SInce last month, our Nexenta based storage cluster has been deployed and I have now moved production data onto it.

A bump and bruise occurred last weekend (I had done an announcement already) and yesterday things burped again.

The problem? Looks like an issue with the 2 mirrored boot drives of the first head unit (each head manages its own volumes and HA is used to make sure a single head failure doesn’t cause an outage) are … bad.

One drive has full on SMART failure via the BIOS. Interesting…so replace that drive with another from the shelf…and the other drive is showing something ‘odd’. Yank it out, replace it, and move it another machine for testing.

And it is failing as well! Four hard disks, 2 per head unit, and 2 fail in one head unit, what are the chances of that? (the second head unit does not exhibit any of the same symptoms)

Now how do failing boot drives really cause problems? I don’t know, but if a scrub is started on the boot volume (with the bad disks), the system has intermittent stalls causing a delay in I/O to the NFS mounted volumes.

VMware ESX handles this gracefully but some older editions of operating systems don’t like to wait on I/O to complete. FreeBSD 6-STABLE (where 6.x and x > 2) is not doing so well here, while 7-STABLE and 8-STABLE are doing great.

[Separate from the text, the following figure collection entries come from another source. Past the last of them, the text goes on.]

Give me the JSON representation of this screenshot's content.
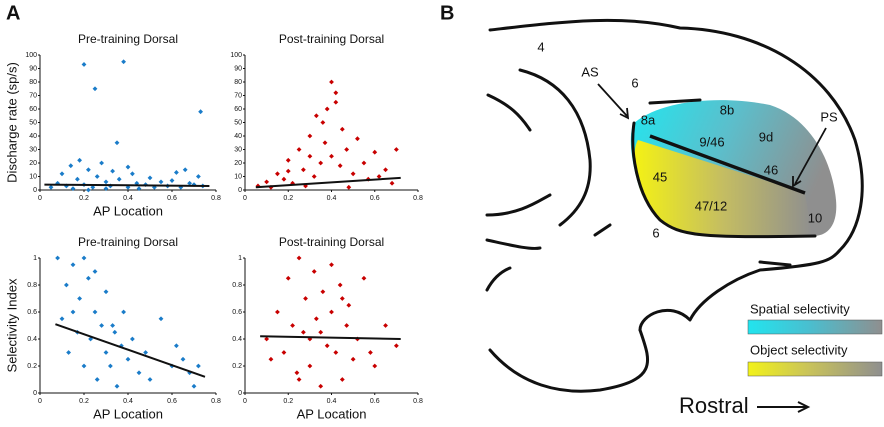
{
  "panel_labels": [
    "A",
    "B"
  ],
  "chart_data": [
    {
      "type": "scatter",
      "title": "Pre-training Dorsal",
      "x_label": "AP Location",
      "y_label": "Discharge rate (sp/s)",
      "xlim": [
        0,
        0.8
      ],
      "xticks": [
        0,
        0.2,
        0.4,
        0.6,
        0.8
      ],
      "ylim": [
        0,
        100
      ],
      "yticks": [
        0,
        10,
        20,
        30,
        40,
        50,
        60,
        70,
        80,
        90,
        100
      ],
      "color": "#1a7cc9",
      "points": {
        "x": [
          0.05,
          0.08,
          0.1,
          0.12,
          0.14,
          0.15,
          0.17,
          0.18,
          0.2,
          0.2,
          0.22,
          0.24,
          0.25,
          0.26,
          0.28,
          0.3,
          0.32,
          0.33,
          0.35,
          0.36,
          0.38,
          0.4,
          0.42,
          0.44,
          0.45,
          0.48,
          0.5,
          0.52,
          0.55,
          0.58,
          0.6,
          0.62,
          0.64,
          0.66,
          0.68,
          0.7,
          0.72,
          0.73,
          0.74,
          0.3,
          0.22,
          0.4
        ],
        "y": [
          2,
          5,
          12,
          3,
          18,
          1,
          8,
          22,
          93,
          4,
          15,
          2,
          75,
          10,
          20,
          6,
          3,
          14,
          35,
          8,
          95,
          2,
          12,
          5,
          1,
          4,
          9,
          2,
          6,
          3,
          7,
          13,
          2,
          15,
          5,
          4,
          10,
          58,
          3,
          1,
          0,
          17
        ]
      },
      "fit": {
        "x": [
          0.02,
          0.77
        ],
        "y": [
          4,
          3
        ]
      }
    },
    {
      "type": "scatter",
      "title": "Post-training Dorsal",
      "xlim": [
        0,
        0.8
      ],
      "xticks": [
        0,
        0.2,
        0.4,
        0.6,
        0.8
      ],
      "ylim": [
        0,
        100
      ],
      "yticks": [
        0,
        10,
        20,
        30,
        40,
        50,
        60,
        70,
        80,
        90,
        100
      ],
      "color": "#c80000",
      "points": {
        "x": [
          0.06,
          0.1,
          0.12,
          0.15,
          0.18,
          0.2,
          0.22,
          0.25,
          0.27,
          0.3,
          0.32,
          0.33,
          0.35,
          0.37,
          0.38,
          0.4,
          0.4,
          0.42,
          0.44,
          0.45,
          0.47,
          0.5,
          0.52,
          0.55,
          0.57,
          0.6,
          0.62,
          0.65,
          0.68,
          0.7,
          0.28,
          0.36,
          0.48,
          0.3,
          0.2,
          0.42
        ],
        "y": [
          3,
          6,
          2,
          12,
          8,
          22,
          5,
          30,
          15,
          40,
          10,
          55,
          20,
          35,
          60,
          80,
          25,
          72,
          18,
          45,
          30,
          12,
          38,
          20,
          8,
          28,
          10,
          15,
          5,
          30,
          3,
          50,
          2,
          25,
          14,
          65
        ]
      },
      "fit": {
        "x": [
          0.05,
          0.72
        ],
        "y": [
          2,
          9
        ]
      }
    },
    {
      "type": "scatter",
      "title": "Pre-training Dorsal",
      "x_label": "AP Location",
      "y_label": "Selectivity Index",
      "xlim": [
        0,
        0.8
      ],
      "xticks": [
        0,
        0.2,
        0.4,
        0.6,
        0.8
      ],
      "ylim": [
        0,
        1
      ],
      "yticks": [
        0,
        0.2,
        0.4,
        0.6,
        0.8,
        1
      ],
      "color": "#1a7cc9",
      "points": {
        "x": [
          0.08,
          0.1,
          0.12,
          0.13,
          0.15,
          0.17,
          0.18,
          0.2,
          0.22,
          0.23,
          0.25,
          0.26,
          0.28,
          0.3,
          0.3,
          0.32,
          0.34,
          0.35,
          0.37,
          0.38,
          0.4,
          0.42,
          0.45,
          0.48,
          0.5,
          0.55,
          0.6,
          0.62,
          0.65,
          0.68,
          0.7,
          0.72,
          0.2,
          0.25,
          0.15,
          0.33
        ],
        "y": [
          1,
          0.55,
          0.8,
          0.3,
          0.95,
          0.45,
          0.7,
          0.2,
          0.85,
          0.4,
          0.6,
          0.1,
          0.5,
          0.75,
          0.3,
          0.2,
          0.45,
          0.05,
          0.35,
          0.6,
          0.25,
          0.4,
          0.15,
          0.3,
          0.1,
          0.55,
          0.2,
          0.35,
          0.25,
          0.15,
          0.05,
          0.2,
          1,
          0.9,
          0.6,
          0.5
        ]
      },
      "fit": {
        "x": [
          0.07,
          0.75
        ],
        "y": [
          0.51,
          0.12
        ]
      }
    },
    {
      "type": "scatter",
      "title": "Post-training Dorsal",
      "x_label": "AP Location",
      "xlim": [
        0,
        0.8
      ],
      "xticks": [
        0,
        0.2,
        0.4,
        0.6,
        0.8
      ],
      "ylim": [
        0,
        1
      ],
      "yticks": [
        0,
        0.2,
        0.4,
        0.6,
        0.8,
        1
      ],
      "color": "#c80000",
      "points": {
        "x": [
          0.1,
          0.12,
          0.15,
          0.18,
          0.2,
          0.22,
          0.24,
          0.25,
          0.27,
          0.28,
          0.3,
          0.32,
          0.33,
          0.35,
          0.36,
          0.38,
          0.4,
          0.4,
          0.42,
          0.44,
          0.45,
          0.47,
          0.48,
          0.5,
          0.52,
          0.55,
          0.58,
          0.6,
          0.65,
          0.7,
          0.3,
          0.35,
          0.25,
          0.45
        ],
        "y": [
          0.4,
          0.25,
          0.6,
          0.3,
          0.85,
          0.5,
          0.15,
          1,
          0.45,
          0.7,
          0.2,
          0.9,
          0.55,
          0.05,
          0.75,
          0.35,
          0.95,
          0.6,
          0.3,
          0.8,
          0.1,
          0.5,
          0.65,
          0.25,
          0.4,
          0.85,
          0.3,
          0.2,
          0.5,
          0.35,
          0.4,
          0.45,
          0.1,
          0.7
        ]
      },
      "fit": {
        "x": [
          0.07,
          0.72
        ],
        "y": [
          0.42,
          0.4
        ]
      }
    }
  ],
  "diagram": {
    "areas": [
      "4",
      "6",
      "AS",
      "8a",
      "8b",
      "9/46",
      "9d",
      "46",
      "PS",
      "45",
      "47/12",
      "6",
      "10"
    ],
    "legend": [
      "Spatial selectivity",
      "Object selectivity"
    ],
    "direction": "Rostral"
  }
}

Ubuntu 8.04 and 10.04 also weathered the issue just fine, and one Windows Server 2003 system was burping, the rest of the Windows Server based systems were unaffected.

Very frustrating to find this issue and quite difficult to track down.

Log entries from the VMware virtuals helped immensely but correlating things took a bit to see that the issue was coming from that head unit, then to find what was wrong with the head unit took even more time.

Now the issue is resolved and I’ll need to rebuild the now ‘bad’ head unit with new disks (I don’t trust the data on the replacement disks right now as there were multiple problems on the previous drives) and bring it fully back into the cluster.

Statement: Nexenta is not at fault at all, only mentioned because that is what we are using, the issue is hardware and not software and no blame should be attributed to Nexenta.